You have a few options:
Noise cancelling headphones
These are my preferred choice and I use them most of the time on a flight, whether sitting near children or not. They always make my flight more restful.
Whilst they are not designed to block out speech they can go some way to cancelling the monotonous crying of a baby. They are active, which means that the electronics within them produce an opposite sound wave to the noise to cancel it out. They do a great job with cancelling engine drone and the sound of the air rushing past the fuselage.
You can use them with the onboard entertainment system as well as with your phone, tablet etc.
The headphones I currently use are the Paww WaveSound 3 Bluetooth 5.0 Wireless Active Noise Cancelling Over Ear Headphones. The are one of lightest active noise cancelling headphones on the market and I can wear them for hours without any problem.
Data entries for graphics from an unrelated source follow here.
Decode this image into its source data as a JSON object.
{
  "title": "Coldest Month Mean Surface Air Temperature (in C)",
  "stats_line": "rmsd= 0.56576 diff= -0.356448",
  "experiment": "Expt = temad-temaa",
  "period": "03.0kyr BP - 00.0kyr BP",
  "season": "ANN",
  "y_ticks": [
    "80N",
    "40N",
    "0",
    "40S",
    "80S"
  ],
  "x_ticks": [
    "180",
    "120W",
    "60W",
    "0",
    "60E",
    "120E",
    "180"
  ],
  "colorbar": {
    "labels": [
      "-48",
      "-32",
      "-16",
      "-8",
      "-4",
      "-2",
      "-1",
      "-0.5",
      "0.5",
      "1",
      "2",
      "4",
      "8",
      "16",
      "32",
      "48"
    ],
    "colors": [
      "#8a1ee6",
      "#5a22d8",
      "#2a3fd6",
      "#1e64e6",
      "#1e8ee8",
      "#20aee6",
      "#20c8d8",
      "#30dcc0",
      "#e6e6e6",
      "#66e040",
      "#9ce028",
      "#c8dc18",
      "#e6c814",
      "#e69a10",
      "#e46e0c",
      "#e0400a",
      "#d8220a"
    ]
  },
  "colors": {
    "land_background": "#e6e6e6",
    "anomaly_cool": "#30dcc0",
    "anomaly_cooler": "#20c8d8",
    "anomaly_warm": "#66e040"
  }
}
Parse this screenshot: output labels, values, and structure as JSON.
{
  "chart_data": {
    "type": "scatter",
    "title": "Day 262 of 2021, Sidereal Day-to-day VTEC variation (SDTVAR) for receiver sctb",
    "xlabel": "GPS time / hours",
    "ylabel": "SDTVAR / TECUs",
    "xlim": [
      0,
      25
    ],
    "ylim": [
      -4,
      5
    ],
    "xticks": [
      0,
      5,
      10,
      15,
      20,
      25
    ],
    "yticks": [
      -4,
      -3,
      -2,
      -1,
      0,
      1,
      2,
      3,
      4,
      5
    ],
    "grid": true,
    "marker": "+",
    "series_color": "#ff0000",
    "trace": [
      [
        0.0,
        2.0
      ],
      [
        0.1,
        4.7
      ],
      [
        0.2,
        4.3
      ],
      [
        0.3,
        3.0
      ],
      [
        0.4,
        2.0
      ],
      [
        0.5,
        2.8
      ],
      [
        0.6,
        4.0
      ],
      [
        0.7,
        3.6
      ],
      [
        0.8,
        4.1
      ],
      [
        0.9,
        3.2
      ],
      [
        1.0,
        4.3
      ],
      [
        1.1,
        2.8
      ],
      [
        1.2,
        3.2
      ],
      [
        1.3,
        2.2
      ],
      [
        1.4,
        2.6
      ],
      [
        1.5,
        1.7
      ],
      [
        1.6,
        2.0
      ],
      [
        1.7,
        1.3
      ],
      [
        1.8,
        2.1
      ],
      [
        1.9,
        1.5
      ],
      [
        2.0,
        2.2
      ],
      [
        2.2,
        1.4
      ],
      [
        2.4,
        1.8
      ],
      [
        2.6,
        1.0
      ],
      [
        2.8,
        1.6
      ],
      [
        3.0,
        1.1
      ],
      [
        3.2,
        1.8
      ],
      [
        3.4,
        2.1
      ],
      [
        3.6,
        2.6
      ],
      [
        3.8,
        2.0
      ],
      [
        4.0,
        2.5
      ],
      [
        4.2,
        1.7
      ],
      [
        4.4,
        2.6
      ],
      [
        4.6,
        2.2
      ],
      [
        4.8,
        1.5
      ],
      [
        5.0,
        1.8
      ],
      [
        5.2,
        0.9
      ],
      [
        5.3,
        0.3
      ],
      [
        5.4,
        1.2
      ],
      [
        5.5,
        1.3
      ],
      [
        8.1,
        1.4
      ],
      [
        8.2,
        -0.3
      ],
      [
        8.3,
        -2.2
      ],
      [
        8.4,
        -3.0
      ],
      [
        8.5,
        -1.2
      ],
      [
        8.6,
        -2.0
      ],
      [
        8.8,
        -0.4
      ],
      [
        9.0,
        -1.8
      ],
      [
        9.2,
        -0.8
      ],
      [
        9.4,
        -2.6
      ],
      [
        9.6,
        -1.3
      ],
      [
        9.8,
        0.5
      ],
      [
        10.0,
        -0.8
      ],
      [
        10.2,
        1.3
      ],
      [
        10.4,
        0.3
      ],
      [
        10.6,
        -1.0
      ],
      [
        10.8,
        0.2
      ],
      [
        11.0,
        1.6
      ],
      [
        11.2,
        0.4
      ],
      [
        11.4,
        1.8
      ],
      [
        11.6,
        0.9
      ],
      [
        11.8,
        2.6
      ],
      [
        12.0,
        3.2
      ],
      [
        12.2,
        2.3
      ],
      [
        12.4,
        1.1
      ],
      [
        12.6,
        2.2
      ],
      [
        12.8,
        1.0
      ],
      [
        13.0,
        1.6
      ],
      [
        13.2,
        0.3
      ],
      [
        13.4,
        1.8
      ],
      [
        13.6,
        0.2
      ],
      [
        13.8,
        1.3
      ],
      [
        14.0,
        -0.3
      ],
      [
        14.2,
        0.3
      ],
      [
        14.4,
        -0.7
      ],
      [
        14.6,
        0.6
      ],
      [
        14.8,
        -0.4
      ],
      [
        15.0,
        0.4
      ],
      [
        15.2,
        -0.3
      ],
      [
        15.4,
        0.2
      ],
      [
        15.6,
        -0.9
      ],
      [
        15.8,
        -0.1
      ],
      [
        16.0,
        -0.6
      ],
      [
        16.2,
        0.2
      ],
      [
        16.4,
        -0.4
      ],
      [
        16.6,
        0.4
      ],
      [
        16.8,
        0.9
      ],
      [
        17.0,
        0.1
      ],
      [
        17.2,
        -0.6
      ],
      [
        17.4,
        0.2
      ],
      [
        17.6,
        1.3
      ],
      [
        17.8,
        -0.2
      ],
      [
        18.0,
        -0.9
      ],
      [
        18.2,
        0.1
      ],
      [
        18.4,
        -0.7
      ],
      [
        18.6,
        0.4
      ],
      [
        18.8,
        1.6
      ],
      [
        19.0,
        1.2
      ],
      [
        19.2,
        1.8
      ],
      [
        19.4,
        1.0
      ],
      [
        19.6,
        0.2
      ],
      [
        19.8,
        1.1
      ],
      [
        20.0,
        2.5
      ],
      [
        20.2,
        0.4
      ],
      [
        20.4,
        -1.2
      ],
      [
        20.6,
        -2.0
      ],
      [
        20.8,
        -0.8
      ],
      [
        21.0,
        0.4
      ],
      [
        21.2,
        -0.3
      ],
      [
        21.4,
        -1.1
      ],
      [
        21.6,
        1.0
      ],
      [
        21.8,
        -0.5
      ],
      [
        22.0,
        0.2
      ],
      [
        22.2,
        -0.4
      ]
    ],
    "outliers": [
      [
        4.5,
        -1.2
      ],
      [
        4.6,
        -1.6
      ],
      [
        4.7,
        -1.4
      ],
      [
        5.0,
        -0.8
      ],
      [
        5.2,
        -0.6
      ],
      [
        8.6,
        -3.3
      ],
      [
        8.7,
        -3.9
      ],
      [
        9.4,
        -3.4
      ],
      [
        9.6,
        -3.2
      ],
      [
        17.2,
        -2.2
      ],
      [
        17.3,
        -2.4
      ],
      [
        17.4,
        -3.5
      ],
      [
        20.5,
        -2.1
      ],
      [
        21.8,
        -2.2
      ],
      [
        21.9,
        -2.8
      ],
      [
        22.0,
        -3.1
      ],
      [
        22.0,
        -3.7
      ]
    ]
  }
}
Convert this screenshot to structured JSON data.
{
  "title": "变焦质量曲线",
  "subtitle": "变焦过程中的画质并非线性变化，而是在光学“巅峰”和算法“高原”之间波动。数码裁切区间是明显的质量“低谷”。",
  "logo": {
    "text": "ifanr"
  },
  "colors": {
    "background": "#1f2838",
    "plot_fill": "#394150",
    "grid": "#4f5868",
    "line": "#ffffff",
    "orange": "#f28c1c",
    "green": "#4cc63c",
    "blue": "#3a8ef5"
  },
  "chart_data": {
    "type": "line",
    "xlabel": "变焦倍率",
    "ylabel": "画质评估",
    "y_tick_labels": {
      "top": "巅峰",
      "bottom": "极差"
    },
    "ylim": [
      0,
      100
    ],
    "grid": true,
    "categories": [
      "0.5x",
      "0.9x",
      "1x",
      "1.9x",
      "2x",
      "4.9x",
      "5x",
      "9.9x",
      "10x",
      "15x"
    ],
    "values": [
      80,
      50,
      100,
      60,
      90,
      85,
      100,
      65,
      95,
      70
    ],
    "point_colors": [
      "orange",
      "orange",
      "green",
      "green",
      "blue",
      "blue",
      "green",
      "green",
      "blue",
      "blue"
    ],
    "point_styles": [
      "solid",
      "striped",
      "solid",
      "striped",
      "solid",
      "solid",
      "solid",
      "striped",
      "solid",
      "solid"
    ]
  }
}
If money is not an issue then check out the Sony headphones which are probably the best available on the market.
Noise cancelling earbuds
Just like noise cancelling headphones, these do a similar job but are actually inserted in the ear. I find them uncomfortable after a while so I don’t use them.
The most popular noise cancelling earbuds on Amazon are the TaoTronics Active Noise Cancelling Earbuds.
These are the cheapest option and work simply by blocking the sound from entering your ear. Obviously you cannot use them if you want to listen to the onboard entertainment system or with your tablet or other device.
One of the most popular types on Amazon is the Vibes High Fidelity Concert Earplugs.
You may find my article on The best gadgets to make flying more comfortable useful too.
Why do some parents think everyone should love their kids?
I was looking at a Facebook thread following the Japan Airlines announcement above. It was incredible that so many parents commenting were calling those that welcomed the announcement “miserable moaning b&%$·/ds”.
Obviously they have never had to endure someone else’s child screaming for an entire 10 hour overnight flight from Los Angeles to London like I have.
I can guarantee that these same parents will also do what they can to avoid sitting near a baby or other passenger’s children when their children have grown up.